Cannock’s role as hero after a terror attack that rocked the country – a look back at the West Midlands in the 2000s

It was a sunny Thursday morning in July and Paul Dadge was on his way to work.

The former firefighter from Cannock had recently started a new IT job in London and hopped the Tube on his way to the office. He didn’t think too much of it when passengers were told to get off at Baker Street due to a ‘power outage’. What happened next would have a profound impact on his life.
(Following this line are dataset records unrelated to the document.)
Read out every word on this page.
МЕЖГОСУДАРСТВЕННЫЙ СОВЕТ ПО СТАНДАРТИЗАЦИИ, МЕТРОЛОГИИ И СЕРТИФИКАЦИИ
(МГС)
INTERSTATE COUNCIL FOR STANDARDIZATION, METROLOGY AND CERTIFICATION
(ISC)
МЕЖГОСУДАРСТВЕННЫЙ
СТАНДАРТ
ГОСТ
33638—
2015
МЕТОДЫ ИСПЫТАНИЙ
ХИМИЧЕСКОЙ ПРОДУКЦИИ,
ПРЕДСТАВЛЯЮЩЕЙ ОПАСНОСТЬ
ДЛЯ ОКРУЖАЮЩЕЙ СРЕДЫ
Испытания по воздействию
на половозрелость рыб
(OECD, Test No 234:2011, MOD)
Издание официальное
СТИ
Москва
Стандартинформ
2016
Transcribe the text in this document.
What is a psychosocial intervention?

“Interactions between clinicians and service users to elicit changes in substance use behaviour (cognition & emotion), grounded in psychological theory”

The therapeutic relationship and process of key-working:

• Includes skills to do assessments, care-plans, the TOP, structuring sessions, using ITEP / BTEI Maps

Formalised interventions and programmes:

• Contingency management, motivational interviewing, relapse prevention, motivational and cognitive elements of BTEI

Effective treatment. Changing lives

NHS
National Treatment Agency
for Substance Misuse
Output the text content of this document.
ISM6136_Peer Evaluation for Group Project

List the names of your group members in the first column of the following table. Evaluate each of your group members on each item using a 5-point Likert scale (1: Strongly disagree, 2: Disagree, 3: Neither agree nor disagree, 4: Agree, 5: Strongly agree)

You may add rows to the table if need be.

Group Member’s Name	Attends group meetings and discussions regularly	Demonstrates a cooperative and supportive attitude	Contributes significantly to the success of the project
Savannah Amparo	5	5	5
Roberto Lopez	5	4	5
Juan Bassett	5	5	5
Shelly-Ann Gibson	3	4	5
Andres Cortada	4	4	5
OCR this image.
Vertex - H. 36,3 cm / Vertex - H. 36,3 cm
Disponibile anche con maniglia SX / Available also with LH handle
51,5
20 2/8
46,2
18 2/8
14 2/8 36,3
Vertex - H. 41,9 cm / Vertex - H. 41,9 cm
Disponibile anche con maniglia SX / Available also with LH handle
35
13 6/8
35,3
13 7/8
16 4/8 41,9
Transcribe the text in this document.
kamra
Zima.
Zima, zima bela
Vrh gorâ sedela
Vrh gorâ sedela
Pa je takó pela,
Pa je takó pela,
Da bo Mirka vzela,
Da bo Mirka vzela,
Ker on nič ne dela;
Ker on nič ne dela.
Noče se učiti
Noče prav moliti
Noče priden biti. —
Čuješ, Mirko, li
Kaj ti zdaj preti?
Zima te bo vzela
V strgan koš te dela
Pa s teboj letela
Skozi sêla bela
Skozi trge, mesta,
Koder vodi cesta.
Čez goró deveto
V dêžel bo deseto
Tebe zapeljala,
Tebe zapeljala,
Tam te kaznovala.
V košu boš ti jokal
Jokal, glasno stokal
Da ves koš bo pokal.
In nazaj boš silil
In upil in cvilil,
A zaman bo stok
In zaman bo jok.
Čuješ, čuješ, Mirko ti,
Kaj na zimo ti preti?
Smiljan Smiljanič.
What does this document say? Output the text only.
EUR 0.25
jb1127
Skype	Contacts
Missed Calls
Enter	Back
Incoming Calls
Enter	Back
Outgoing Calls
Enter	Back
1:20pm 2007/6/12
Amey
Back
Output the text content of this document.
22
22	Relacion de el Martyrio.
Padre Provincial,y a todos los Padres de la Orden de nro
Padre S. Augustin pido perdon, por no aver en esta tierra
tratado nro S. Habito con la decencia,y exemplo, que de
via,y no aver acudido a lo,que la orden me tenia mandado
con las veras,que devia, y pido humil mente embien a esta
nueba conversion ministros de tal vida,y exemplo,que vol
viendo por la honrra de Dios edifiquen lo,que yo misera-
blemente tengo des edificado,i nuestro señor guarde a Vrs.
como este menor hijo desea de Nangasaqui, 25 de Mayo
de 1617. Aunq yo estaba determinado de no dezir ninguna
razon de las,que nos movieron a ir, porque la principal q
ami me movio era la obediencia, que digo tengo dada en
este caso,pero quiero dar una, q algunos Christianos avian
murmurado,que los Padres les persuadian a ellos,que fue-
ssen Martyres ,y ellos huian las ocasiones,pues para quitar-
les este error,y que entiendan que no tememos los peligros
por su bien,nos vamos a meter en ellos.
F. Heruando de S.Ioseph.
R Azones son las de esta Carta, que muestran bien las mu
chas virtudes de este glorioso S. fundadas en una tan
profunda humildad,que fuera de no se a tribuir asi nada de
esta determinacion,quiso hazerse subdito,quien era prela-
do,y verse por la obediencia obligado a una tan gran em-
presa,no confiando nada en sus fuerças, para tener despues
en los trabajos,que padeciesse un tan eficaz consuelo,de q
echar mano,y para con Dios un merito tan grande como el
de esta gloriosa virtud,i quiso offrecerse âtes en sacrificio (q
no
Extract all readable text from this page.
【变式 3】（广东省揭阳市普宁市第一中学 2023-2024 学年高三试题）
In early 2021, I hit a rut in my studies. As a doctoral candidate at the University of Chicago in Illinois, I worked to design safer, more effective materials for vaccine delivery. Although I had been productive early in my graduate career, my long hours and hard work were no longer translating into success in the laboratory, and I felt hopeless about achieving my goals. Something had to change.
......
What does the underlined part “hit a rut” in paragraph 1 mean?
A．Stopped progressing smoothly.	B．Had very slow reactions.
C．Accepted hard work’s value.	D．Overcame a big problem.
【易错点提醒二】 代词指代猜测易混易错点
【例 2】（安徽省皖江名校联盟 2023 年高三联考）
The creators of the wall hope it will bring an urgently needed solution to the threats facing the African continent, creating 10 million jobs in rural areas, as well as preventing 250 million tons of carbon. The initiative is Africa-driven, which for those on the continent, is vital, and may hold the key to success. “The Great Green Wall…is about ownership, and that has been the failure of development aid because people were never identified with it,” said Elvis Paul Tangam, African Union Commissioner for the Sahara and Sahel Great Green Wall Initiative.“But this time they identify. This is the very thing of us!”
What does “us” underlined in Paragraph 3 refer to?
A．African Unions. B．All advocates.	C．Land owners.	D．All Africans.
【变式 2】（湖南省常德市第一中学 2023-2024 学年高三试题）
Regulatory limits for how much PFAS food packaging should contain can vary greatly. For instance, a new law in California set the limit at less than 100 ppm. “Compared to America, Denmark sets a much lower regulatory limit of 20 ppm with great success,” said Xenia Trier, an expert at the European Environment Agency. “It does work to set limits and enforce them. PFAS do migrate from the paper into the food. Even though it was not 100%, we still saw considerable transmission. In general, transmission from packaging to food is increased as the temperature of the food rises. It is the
Paul Dadge guides Davina Turrell to safety
Paul Dadge guides Davina Turrell to safety

Within hours, the 28-year-old from Heath Hayes would see his picture beamed around the world as one of the most recognized heroes of one of the worst terror attacks ever seen on British soil.

The image of him helping ‘The Girl in the Mask’ – 24-year-old lawyer Davina Turrell – in the aftermath of what would become known as the 7/7 terror attack even made the cover of the world-famous Time magazine.

The ‘power outage’ was not a routine problem with the electricity supply. The train immediately in front had been blown up by suicide bomber Mohammed Sidique Khan at Edgware Road Tube, killing six people plus himself.

The attack, at 8.50am, was the second of four suicide bombings carried out on July 7, 2005, unlike anything that had happened before in Britain. Just under four years earlier, the world watched in horror as 2,977 people died in the attacks of September 11, 2001, when 19 members of the terrorist group Al-Qaeda hijacked a number of planes and crashed two into the airport’s Twin Towers. World Trade Center in New York. The West’s response was swift, with Britain quickly joining US-led operations to invade Afghanistan, believed to be the base of al-Qaeda and its leader Osama bin Laden. Britain also played a prominent supporting role in the US invasion of Iraq in 2003. Our country has been on high alert since the September 11 attack, but the events of July 7, 2005 marked the first time that a suicide bombing took place on the country. this scale took place on British soil.

Paul Dadge from Cannock
Paul Dadge from Cannock

Mr Dadge later told an inquest how he found Miss Turrell with the mask clamped to her face after she suffered horrific facial injuries. He described how he came across the shocked and injured survivors of the attack and set up a victims’ station in the Marks & Spencer near the station.

“The medical resources on site were limited to the two paramedics and the small number of London Emergency Medical Team staff,” he said in a statement read out at the inquest.

“We had run out of oxygen and bandages and had become dependent on first aid supplies from Marks & Spencer and the Hilton Metropole Hotel. Nurses, counselors and even an NHS priest arrived at the hotel, although I think it’s worth mentioning at this point that it was great, but without the medical facilities there wasn’t much they could do.